A year of work in progress – day 215

Day 215 – 12 December 2014

Number nine on my list of ten things to achieve this year was to finish my book. Well technically this one is in the bag. I’ve finished it but haven’t published it. I keep meaning to read it through and am thinking of publishing it for the Kindle. I just haven’t got round to it and wonder if there is something holding me back (perhaps because it is no good). Does this count?

The book is called is called ‘Guerrilla Working’ and like all books these days has a sub-title ‘Make the most of your talent by breaking the link between where you work and what you do’. It is fifty eight thousand words long which makes it either a short book or a very long pamphlet. I’ve also written one hundred and twenty thousand words in this blog so far, however and so I could argue that I’ve achieved this one twice.

Today we had one of the three away days that we have planned with the Senior Leadership Team. We held it in the magnificent Town Hall in the centre of Durham. As is tradition now we all went for a festive lunch.

The restructure is coming to its conclusion and this means we have sorted the savings required up until March 2017. Anyone who has been following the news will know that this is not the end of our period of austerity yet we have a window of two years of relative stability ahead of us. We need to use this as an opportunity to set ourselves up to become the organisation we need to be for the next five years, hence the away days.

I started by trying to set the scene. Our market is changing very rapidly and it will only get worse or better depending upon your perspective. Our management structure has served us reasonably well to bring us to where we are but the future is going to be a whole new ball game. We are going to have less money and less resource but higher (or at least different) demand from both within our organisation and from our customers. There are going to be huge advances in technology, some of which we will not be able to imagine. Above all there will be an (uncontrollable) explosion in the amount of data in play.

This led to a useful discussion and I added to the list. I followed this with my thinking on the overall approach to business that we need to adopt, describing a leadership layer, a management layer and small teams of skilled individuals, or companies that can ebb and flow between our differing priorities. We also need to consider how we can turn resource on and off as demand peaks above our core ability which may lead us to playing a more commissioning role in future.

Clearly it is early days yet and there is a long way to go but we agreed the things that we needed to get on with which will set our stall out for our next meetings in January. I promised to type up the notes but I hope I can read them as my writing is getting much worse since I’ve stopped using a pen.

Learning points for today: There’s a juggling club in Durham; you can get catalytic jeans but not underpants as they need light to work; ‘tis the season of wasted storage and bandwidth and; Thai is not really Christmas food.

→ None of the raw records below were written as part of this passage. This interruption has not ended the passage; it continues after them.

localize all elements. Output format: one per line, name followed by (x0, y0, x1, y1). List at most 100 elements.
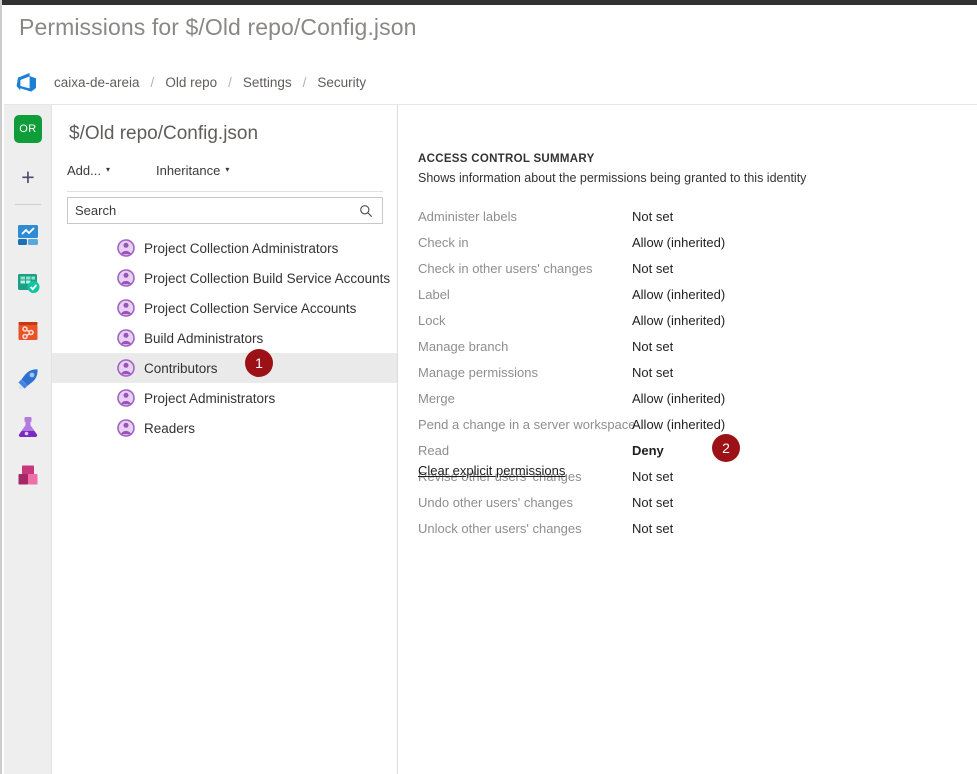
permission-value: Allow (inherited) (632, 286, 726, 302)
user-group-icon (117, 299, 135, 317)
permission-name: Check in other users' changes (418, 260, 593, 276)
new-item-button[interactable]: + (4, 153, 52, 201)
permission-row-pend-a-change-in-a-server-workspace: Pend a change in a server workspace Allo… (399, 411, 977, 437)
identity-label: Project Collection Build Service Account… (144, 270, 391, 286)
breadcrumb-separator: / (150, 74, 155, 90)
permission-row-read: Read Deny (399, 437, 977, 463)
chevron-down-icon: ▾ (225, 165, 230, 174)
identity-row-build-administrators[interactable]: Build Administrators (52, 323, 397, 353)
breadcrumb-item-organization[interactable]: caixa-de-areia (54, 75, 140, 90)
chevron-down-icon: ▾ (105, 165, 110, 174)
access-control-summary-panel: ACCESS CONTROL SUMMARY Shows information… (399, 105, 977, 774)
permission-name: Pend a change in a server workspace (418, 416, 636, 432)
identity-label: Project Administrators (144, 390, 276, 406)
rail-item-repos[interactable] (4, 307, 52, 355)
rail-item-test-plans[interactable] (4, 403, 52, 451)
app-window: Permissions for $/Old repo/Config.json c… (0, 0, 977, 774)
top-chrome-strip (2, 0, 977, 5)
repos-icon (18, 322, 38, 340)
permission-name: Read (418, 442, 450, 458)
permission-value: Not set (632, 520, 674, 536)
identity-label: Readers (144, 420, 196, 436)
read-permission-value: Deny (632, 442, 664, 458)
permission-name: Label (418, 286, 450, 302)
breadcrumb-item-security[interactable]: Security (317, 75, 366, 90)
permission-row-manage-permissions: Manage permissions Not set (399, 359, 977, 385)
permission-name: Lock (418, 312, 446, 328)
test-plans-flask-icon (18, 417, 38, 437)
permission-row-administer-labels: Administer labels Not set (399, 203, 977, 229)
search-input[interactable] (68, 198, 356, 223)
rail-item-overview[interactable] (4, 211, 52, 259)
rail-item-boards[interactable] (4, 259, 52, 307)
rail-item-artifacts[interactable] (4, 451, 52, 499)
breadcrumb-separator: / (302, 74, 307, 90)
identity-list-panel: $/Old repo/Config.json Add... ▾ Inherita… (52, 105, 398, 774)
permission-value: Allow (inherited) (632, 312, 726, 328)
permission-row-label: Label Allow (inherited) (399, 281, 977, 307)
permission-list: Administer labels Not set Check in Allow… (399, 203, 977, 541)
plus-icon: + (21, 163, 35, 190)
user-group-icon (117, 269, 135, 287)
inheritance-label: Inheritance (155, 163, 221, 178)
user-group-icon (117, 389, 135, 407)
permission-value: Not set (632, 468, 674, 484)
callout-badge-1: 1 (245, 349, 273, 377)
user-group-icon (117, 359, 135, 377)
identity-row-project-collection-administrators[interactable]: Project Collection Administrators (52, 233, 397, 263)
identity-toolbar: Add... ▾ Inheritance ▾ (67, 163, 383, 192)
permission-value: Allow (inherited) (632, 234, 726, 250)
contributors-identity-row[interactable]: Contributors (52, 353, 397, 383)
permission-row-undo-other-users-changes: Undo other users' changes Not set (399, 489, 977, 515)
search-icon[interactable] (356, 204, 376, 218)
add-identity-label: Add... (67, 163, 101, 178)
user-avatar[interactable]: OR (4, 105, 52, 153)
inheritance-button[interactable]: Inheritance ▾ (156, 163, 229, 178)
left-icon-rail: OR + (4, 105, 52, 774)
permission-value: Allow (inherited) (632, 390, 726, 406)
identity-row-readers[interactable]: Readers (52, 413, 397, 443)
breadcrumb-item-settings[interactable]: Settings (243, 75, 292, 90)
permission-name: Manage branch (418, 338, 509, 354)
identity-label: Contributors (144, 360, 218, 376)
rail-item-pipelines[interactable] (4, 355, 52, 403)
identity-row-project-administrators[interactable]: Project Administrators (52, 383, 397, 413)
user-group-icon (117, 239, 135, 257)
page-title: Permissions for $/Old repo/Config.json (19, 14, 417, 40)
identity-list: Project Collection Administrators Projec… (52, 233, 397, 443)
permission-value: Not set (632, 338, 674, 354)
permission-row-unlock-other-users-changes: Unlock other users' changes Not set (399, 515, 977, 541)
identity-row-project-collection-service-accounts[interactable]: Project Collection Service Accounts (52, 293, 397, 323)
permission-row-check-in-other-users-changes: Check in other users' changes Not set (399, 255, 977, 281)
permission-value: Not set (632, 364, 674, 380)
summary-subheading: Shows information about the permissions … (418, 171, 807, 185)
identity-label: Build Administrators (144, 330, 264, 346)
breadcrumb-separator: / (228, 74, 232, 90)
clear-explicit-permissions-link[interactable]: Clear explicit permissions (418, 463, 565, 478)
permission-value: Not set (632, 260, 674, 276)
permission-name: Manage permissions (418, 364, 538, 380)
permission-value: Allow (inherited) (632, 416, 726, 432)
add-identity-button[interactable]: Add... ▾ (67, 163, 110, 178)
permission-row-merge: Merge Allow (inherited) (399, 385, 977, 411)
identity-label: Project Collection Administrators (144, 240, 339, 256)
artifacts-boxes-icon (18, 465, 38, 485)
user-group-icon (117, 329, 135, 347)
permission-name: Unlock other users' changes (418, 520, 582, 536)
breadcrumb-item-project[interactable]: Old repo (165, 75, 217, 90)
user-avatar-icon: OR (14, 115, 42, 143)
user-group-icon (117, 419, 135, 437)
permission-row-check-in: Check in Allow (inherited) (399, 229, 977, 255)
pipelines-rocket-icon (18, 369, 38, 389)
identity-label: Project Collection Service Accounts (144, 300, 357, 316)
rail-divider (14, 204, 41, 205)
permission-value: Not set (632, 494, 674, 510)
boards-icon (18, 274, 40, 293)
search-box[interactable] (67, 197, 383, 224)
callout-badge-2: 2 (712, 434, 740, 462)
breadcrumb: caixa-de-areia / Old repo / Settings / S… (4, 60, 977, 105)
identity-row-project-collection-build-service-accounts[interactable]: Project Collection Build Service Account… (52, 263, 397, 293)
permission-row-lock: Lock Allow (inherited) (399, 307, 977, 333)
azure-devops-logo-icon (16, 73, 36, 92)
resource-title: $/Old repo/Config.json (69, 123, 259, 144)
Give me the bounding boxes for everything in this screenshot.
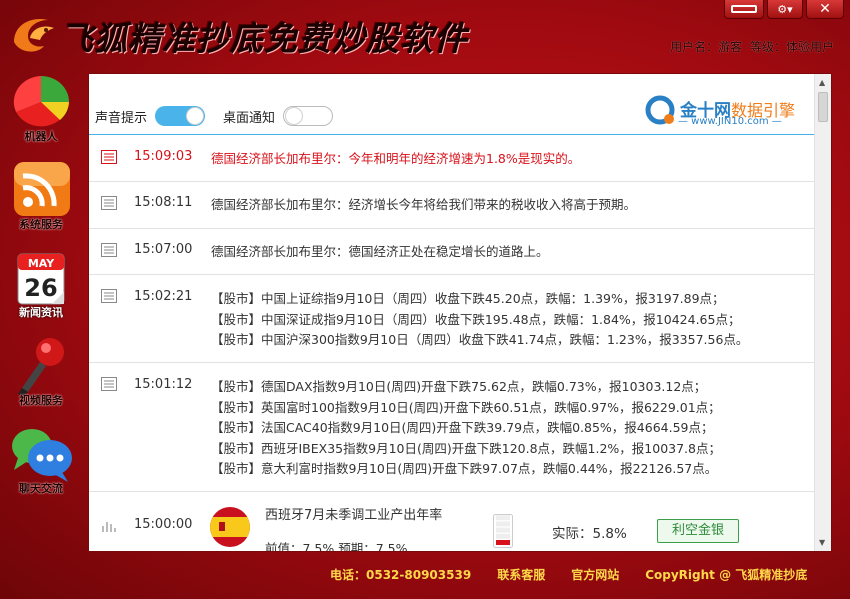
sidebar-item-chat[interactable]: 聊天交流 [0, 424, 82, 512]
microphone-icon [8, 336, 74, 398]
news-time: 15:02:21 [134, 289, 193, 305]
news-time: 15:01:12 [134, 377, 193, 393]
document-icon [101, 196, 117, 211]
spain-flag-icon [210, 507, 250, 548]
impact-badge: 利空金银 [657, 519, 739, 544]
importance-level-bar [496, 521, 510, 527]
chat-bubbles-icon [8, 424, 74, 486]
news-row[interactable]: 15:02:21 【股市】中国上证综指9月10日（周四）收盘下跌45.20点，跌… [89, 275, 816, 364]
importance-level-bar [496, 540, 510, 546]
pie-chart-icon [8, 72, 74, 134]
user-name: 游客 [718, 40, 743, 54]
document-icon [101, 289, 117, 304]
news-text: 【股市】意大利富时指数9月10日(周四)开盘下跌97.07点，跌幅0.44%，报… [211, 461, 718, 477]
news-time: 15:07:00 [134, 241, 193, 257]
toggle-knob [186, 107, 205, 125]
data-title: 西班牙7月未季调工业产出年率 [265, 508, 443, 524]
fox-logo-icon [8, 8, 60, 60]
footer: 电话：0532-80903539 联系客服 官方网站 CopyRight @ 飞… [330, 566, 807, 583]
news-text: 德国经济部长加布里尔：经济增长今年将给我们带来的税收收入将高于预期。 [211, 197, 637, 213]
sound-label: 声音提示 [95, 110, 148, 126]
jin10-brand[interactable]: 金十网数据引擎 — www.JIN10.com — [642, 94, 812, 132]
sidebar-item-label: 新闻资讯 [19, 306, 63, 319]
data-actual: 实际：5.8% [552, 526, 627, 543]
calendar-month: MAY [28, 257, 55, 270]
minimize-button[interactable] [724, 0, 764, 19]
document-icon [101, 242, 117, 257]
user-label: 用户名： [670, 40, 719, 54]
news-text: 德国经济部长加布里尔：今年和明年的经济增速为1.8%是现实的。 [211, 151, 581, 166]
menu-button[interactable]: ⚙▾ [767, 0, 803, 19]
news-row[interactable]: 15:01:12 【股市】德国DAX指数9月10日(周四)开盘下跌75.62点，… [89, 363, 816, 493]
panel-header: 声音提示 桌面通知 金十网数据引擎 — www.JIN10.com — [89, 74, 814, 135]
news-text: 【股市】德国DAX指数9月10日(周四)开盘下跌75.62点，跌幅0.73%，报… [211, 379, 707, 395]
app-title: 飞狐精准抄底免费炒股软件 [60, 19, 468, 58]
news-time: 15:09:03 [134, 149, 193, 164]
brand-url: — www.JIN10.com — [678, 116, 782, 127]
level-value: 体验用户 [785, 40, 834, 54]
news-text: 【股市】英国富时100指数9月10日(周四)开盘下跌60.51点，跌幅0.97%… [211, 399, 721, 415]
sidebar: 机器人 系统服务 MAY 26 新闻资讯 视频服务 聊天交流 [0, 72, 82, 512]
news-text: 德国经济部长加布里尔：德国经济正处在稳定增长的道路上。 [211, 243, 549, 259]
economic-data-row[interactable]: 15:00:00 西班牙7月未季调工业产出年率 前值：7.5% 预期：7.5% … [89, 492, 816, 552]
rss-feed-icon [8, 160, 74, 222]
importance-level-bar [496, 534, 510, 540]
document-icon [101, 150, 117, 164]
news-text: 【股市】中国沪深300指数9月10日（周四）收盘下跌41.74点，跌幅：1.23… [211, 332, 749, 348]
minimize-icon [731, 5, 757, 13]
news-text: 【股市】法国CAC40指数9月10日(周四)开盘下跌39.79点，跌幅0.85%… [211, 420, 714, 436]
data-prev-forecast: 前值：7.5% 预期：7.5% [265, 541, 408, 552]
sidebar-item-label: 视频服务 [19, 394, 63, 407]
close-button[interactable]: ✕ [806, 0, 844, 19]
news-row[interactable]: 15:08:11 德国经济部长加布里尔：经济增长今年将给我们带来的税收收入将高于… [89, 182, 816, 229]
news-list: 15:09:03 德国经济部长加布里尔：今年和明年的经济增速为1.8%是现实的。… [89, 136, 816, 552]
footer-service-link[interactable]: 联系客服 [497, 566, 545, 583]
importance-meter-icon [493, 514, 513, 549]
sound-toggle[interactable] [155, 106, 206, 126]
document-icon [101, 377, 117, 392]
news-text: 【股市】中国深证成指9月10日（周四）收盘下跌195.48点，跌幅：1.84%，… [211, 311, 741, 327]
news-text: 【股市】西班牙IBEX35指数9月10日(周四)开盘下跌120.8点，跌幅1.2… [211, 440, 721, 456]
sidebar-item-label: 机器人 [24, 130, 58, 143]
calendar-day: 26 [24, 274, 57, 302]
window-controls: ⚙▾ ✕ [724, 0, 844, 19]
sidebar-item-news[interactable]: MAY 26 新闻资讯 [0, 248, 82, 336]
close-icon: ✕ [819, 1, 831, 17]
news-time: 15:08:11 [134, 195, 193, 211]
user-info: 用户名：游客 等级：体验用户 [670, 38, 834, 55]
notification-toggles: 声音提示 桌面通知 [95, 106, 351, 126]
scroll-down-icon[interactable]: ▼ [819, 538, 825, 547]
sidebar-item-robot[interactable]: 机器人 [0, 72, 82, 160]
footer-website-link[interactable]: 官方网站 [571, 566, 619, 583]
news-panel: 声音提示 桌面通知 金十网数据引擎 — www.JIN10.com — 15:0… [88, 73, 832, 552]
gear-icon: ⚙▾ [777, 2, 793, 16]
sidebar-item-label: 系统服务 [19, 218, 63, 231]
importance-level-bar [496, 515, 510, 521]
news-text: 【股市】中国上证综指9月10日（周四）收盘下跌45.20点，跌幅：1.39%，报… [211, 291, 725, 307]
level-label: 等级： [749, 40, 786, 54]
jin10-logo-icon [645, 95, 675, 125]
toggle-knob [285, 107, 304, 125]
data-time: 15:00:00 [134, 517, 193, 533]
importance-level-bar [496, 528, 510, 534]
desktop-label: 桌面通知 [223, 110, 276, 126]
calendar-icon: MAY 26 [8, 248, 74, 310]
news-row[interactable]: 15:07:00 德国经济部长加布里尔：德国经济正处在稳定增长的道路上。 [89, 229, 816, 276]
bar-chart-icon [102, 522, 116, 533]
sidebar-item-video[interactable]: 视频服务 [0, 336, 82, 424]
news-row[interactable]: 15:09:03 德国经济部长加布里尔：今年和明年的经济增速为1.8%是现实的。 [89, 136, 816, 183]
sidebar-item-label: 聊天交流 [19, 482, 63, 495]
footer-phone: 电话：0532-80903539 [330, 568, 472, 582]
scroll-thumb[interactable] [818, 92, 828, 122]
footer-copyright: CopyRight @ 飞狐精准抄底 [645, 568, 808, 582]
scroll-up-icon[interactable]: ▲ [819, 78, 825, 87]
desktop-toggle[interactable] [283, 106, 334, 126]
scrollbar[interactable]: ▲ ▼ [814, 74, 831, 551]
sidebar-item-system[interactable]: 系统服务 [0, 160, 82, 248]
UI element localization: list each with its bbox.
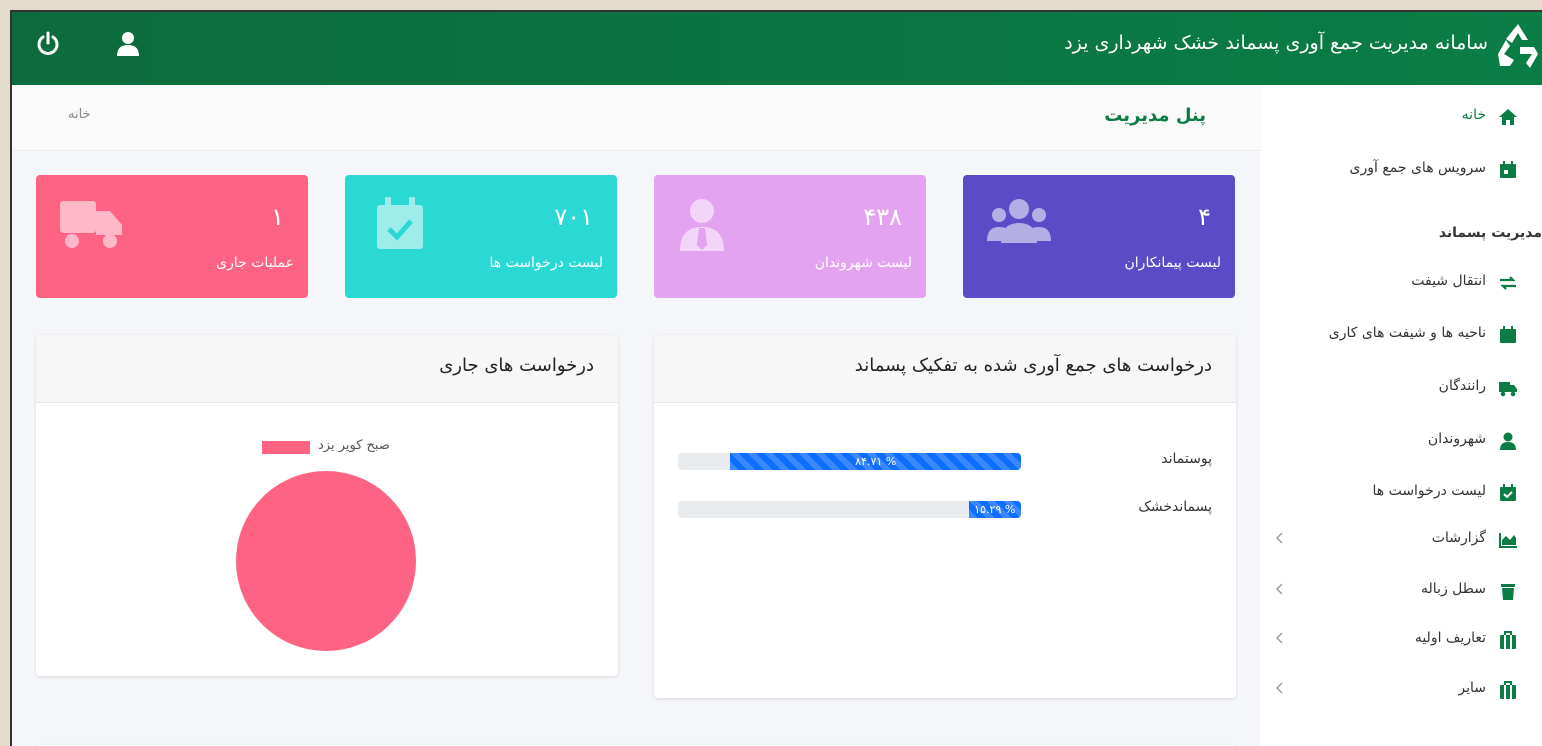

Today’s enjoyment rating 7/10 – a start but a long road ahead.

2 thoughts on “A year of work in progress – day 215

  1. I’m all in favour of mobility and using technology to assist us with our jobs, ultimately using it as a tool to achieve our real goals, however sometimes it’s not used in the most effective or intelligent way. Today four people covered the service desk, yes we could have taken our laptops and worked from a remote office and been guerrillas or do what we did, use the technology that enabled us to provide the service without leaving our desks. Attitudes and culture are far more of an obstacle than technology, We’ve all been able to work from anywhere with a Wi-Fi for years, I literally fixed a service desk job from Barcelona six years ago with a laptop and hotel Wi-Fi.
    I read one of the articles you posted on Twitter and there are just too many obstacles within the structure and bureaucracy of Local Authorities to provide the most effective service possible. People with a different or possibly radical viewpoint are stifled and there ideas are smothered in favour of traditional methods because we’ve always done it that way.
    I wonder how many of your peers have embraced the ethos of being able to work from anywhere, based on my experience of County Hall being the center of the Universe I’d have to say very few. Why would they give up their parking space for a start?
    Buildings must rank as one of the most costly liabilities a large organisation has, why do we have a tiny percentage of home or mobile workers? In a digital world of services being always on and available why do we work 9 ’til 5? Why do I have to print, sign, scan, and email a document to you so you can print, sign, scan an email it to payroll?
    IT Awareness days are held and only a handful of people turn up, the next day we get the same amount of service desk calls as always for topics like “how do I setup email on my phone?”
    IT has the skills, knowledge and demonstrable abilities to save large organisations huge amounts of revenue and improve processes and performance but for the large part we are regarded as people who fix printers and install software. Your Twitter article mentioned IT not being at the big table, well more fool them, or us.

    1. Sorry Andrew that it has taken me so long to respond. I feel and share your frustration. I have tried to lead by example and have been unable to persuade any of my colleagues to come on board at Head of Service level though I have a few people picking up the cause that I see from time to time. My view is that we should use technology when we can (and nothing is that new) and we should use people when it is best (especially to do the things machines can’t). We need to persevere and keep the faith.